Marcello Concilio ist der Pressesprecher von Ernsting’s. Er trägt Vollbart und gemustertes Hemd, weiß und dunkelblau, Slimfit. Leicht zu unterscheiden von all den Lebensmittelunternehmern in ihren dunklen Anzügen. Die T-Shirts seien noch nicht lang im Sortiment, sagt er, aber es laufe ganz gut. Ob sein Unternehmen sich vorstellen könne, nur noch Kleidung aus fairen Rohstoffen zu verkaufen? Das sei eine Preisfrage. Es gäbe Kunden, für die die T-Shirts schon zu teuer seien.
Die meisten Produkte auf dem Tisch im Foyer sind keine Textilien: Kaffee, Tee, Schokolade, Bananen. Früher konnte man solche Sachen im Kolonialwarenladen kaufen. Das ist kein Zufall. Fast alle Länder, die heute in großem Stil Südfrüchte und Genussmittel nach Europa und in die USA exportieren, waren früher Kolonien. Nach der Unabhängigkeit sind die alten wirtschaftlichen Abhängigkeiten geblieben, auch in den Köpfen. Die wenigsten Länder konnten einen nennenswerten Industriesektor entwickeln.
Fairer Handel wirkt da beinah wie eine Art Wiedergutmachung, als Versuch, die wirtschaftliche Ausbeutung abzufedern. „Guter Wille ist keine Basis für Handel“, sagt Obama entschieden. „So funktioniert Wirtschaft nicht.“ Erst wenn die Bauern in der Position wären, dass sie auf Augenhöhe mit ihren Abnehmern verhandeln könnten, würde sich wirklich etwas ändern.
Fair, wenn es sich lohnt
Stephan Nießner, der Geschäftsführer von Ferrero, gibt an diesem Tag bekannt, dass sein Unternehmen in Zukunft fairen Kakao verarbeiten will.

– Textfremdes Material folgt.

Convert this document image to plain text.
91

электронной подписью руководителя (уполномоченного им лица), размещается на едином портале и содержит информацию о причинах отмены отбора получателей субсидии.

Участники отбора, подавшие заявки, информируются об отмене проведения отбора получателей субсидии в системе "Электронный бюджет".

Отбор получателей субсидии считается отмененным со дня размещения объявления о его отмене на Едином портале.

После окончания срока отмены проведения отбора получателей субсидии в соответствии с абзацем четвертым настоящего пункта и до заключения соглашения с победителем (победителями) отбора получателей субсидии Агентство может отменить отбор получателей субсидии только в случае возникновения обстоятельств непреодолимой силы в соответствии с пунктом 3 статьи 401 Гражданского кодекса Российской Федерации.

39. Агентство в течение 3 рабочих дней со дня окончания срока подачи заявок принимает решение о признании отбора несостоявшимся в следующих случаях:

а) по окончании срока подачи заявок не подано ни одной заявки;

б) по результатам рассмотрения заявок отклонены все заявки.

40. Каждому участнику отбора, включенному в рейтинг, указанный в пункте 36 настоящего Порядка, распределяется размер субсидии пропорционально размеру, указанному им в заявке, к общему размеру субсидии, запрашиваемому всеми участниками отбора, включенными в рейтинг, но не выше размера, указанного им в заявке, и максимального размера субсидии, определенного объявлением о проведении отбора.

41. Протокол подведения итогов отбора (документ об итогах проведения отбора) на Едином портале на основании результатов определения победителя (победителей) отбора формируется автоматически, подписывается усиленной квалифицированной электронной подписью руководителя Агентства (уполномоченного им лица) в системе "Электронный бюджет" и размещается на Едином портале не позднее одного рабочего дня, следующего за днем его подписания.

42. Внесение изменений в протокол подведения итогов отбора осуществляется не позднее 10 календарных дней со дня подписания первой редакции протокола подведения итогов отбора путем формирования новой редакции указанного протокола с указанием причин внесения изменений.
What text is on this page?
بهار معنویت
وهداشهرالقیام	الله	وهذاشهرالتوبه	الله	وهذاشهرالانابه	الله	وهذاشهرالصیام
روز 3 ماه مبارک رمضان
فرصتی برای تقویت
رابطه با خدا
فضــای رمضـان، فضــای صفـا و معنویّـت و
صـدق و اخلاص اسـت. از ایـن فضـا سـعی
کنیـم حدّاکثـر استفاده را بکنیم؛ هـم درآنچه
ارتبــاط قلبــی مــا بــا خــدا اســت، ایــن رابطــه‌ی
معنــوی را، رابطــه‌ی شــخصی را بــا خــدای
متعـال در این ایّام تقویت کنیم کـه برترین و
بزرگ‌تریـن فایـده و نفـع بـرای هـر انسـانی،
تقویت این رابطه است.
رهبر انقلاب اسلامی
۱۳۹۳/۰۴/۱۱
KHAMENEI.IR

Firmen, die Schokolade herstellen, sorgen sich seit einiger Zeit, dass ihnen die Lieferanten wegbrechen. Kakao ist ein schwieriges Produkt. Für die Bauern in den Hauptexportländern Ghana und Elfenbeinküste sind andere Feldfrüchte lukrativer. Ihren Kindern ist die harte körperliche Arbeit zu mühsam. Firmen wie Ferrero sind aber darauf angewiesen, regelmäßige Kakaolieferungen in gleichbleibender Qualität zu bekommen. Also investieren sie selbst in den Anbau und stellen sich als Vorreiter nachhaltiger Entwicklung dar. Es klingt wie ein Geschäft auf Augenhöhe: Wir wollen euer Produkt, also verhandeln wir über die Konditionen.
Kritiker sehen die Entwicklung aber skeptisch, denn oft ändere sich dadurch nichts an der prinzipiellen Abhängigkeit. Die Bauern müssten vielmehr verschiedene Produkte anbauen, damit sie bei schlechten Preisen nicht sofort verkaufen müssten. Für andere Feldfrüchte fehle aber oft das Know-how. Die Abnehmer könnten deshalb immer noch den Preis drücken.
Das Label „Fair“ war für Industrie und Handel bisher vor allem eine Erweiterung der Produktpalette, ein Imagebooster, gute Werbung. Vielleicht wird es in Zukunft Mainstream, wenn große Unternehmen stärker fair produzierte Rohstoffe nachfragen. Sie werden es aber nur tun, wenn sie es müssen. Nicht nur, weil die Konsumenten es wollen, sondern auch weil die Bauern es sich leisten können, sich nicht alles gefallen zu lassen.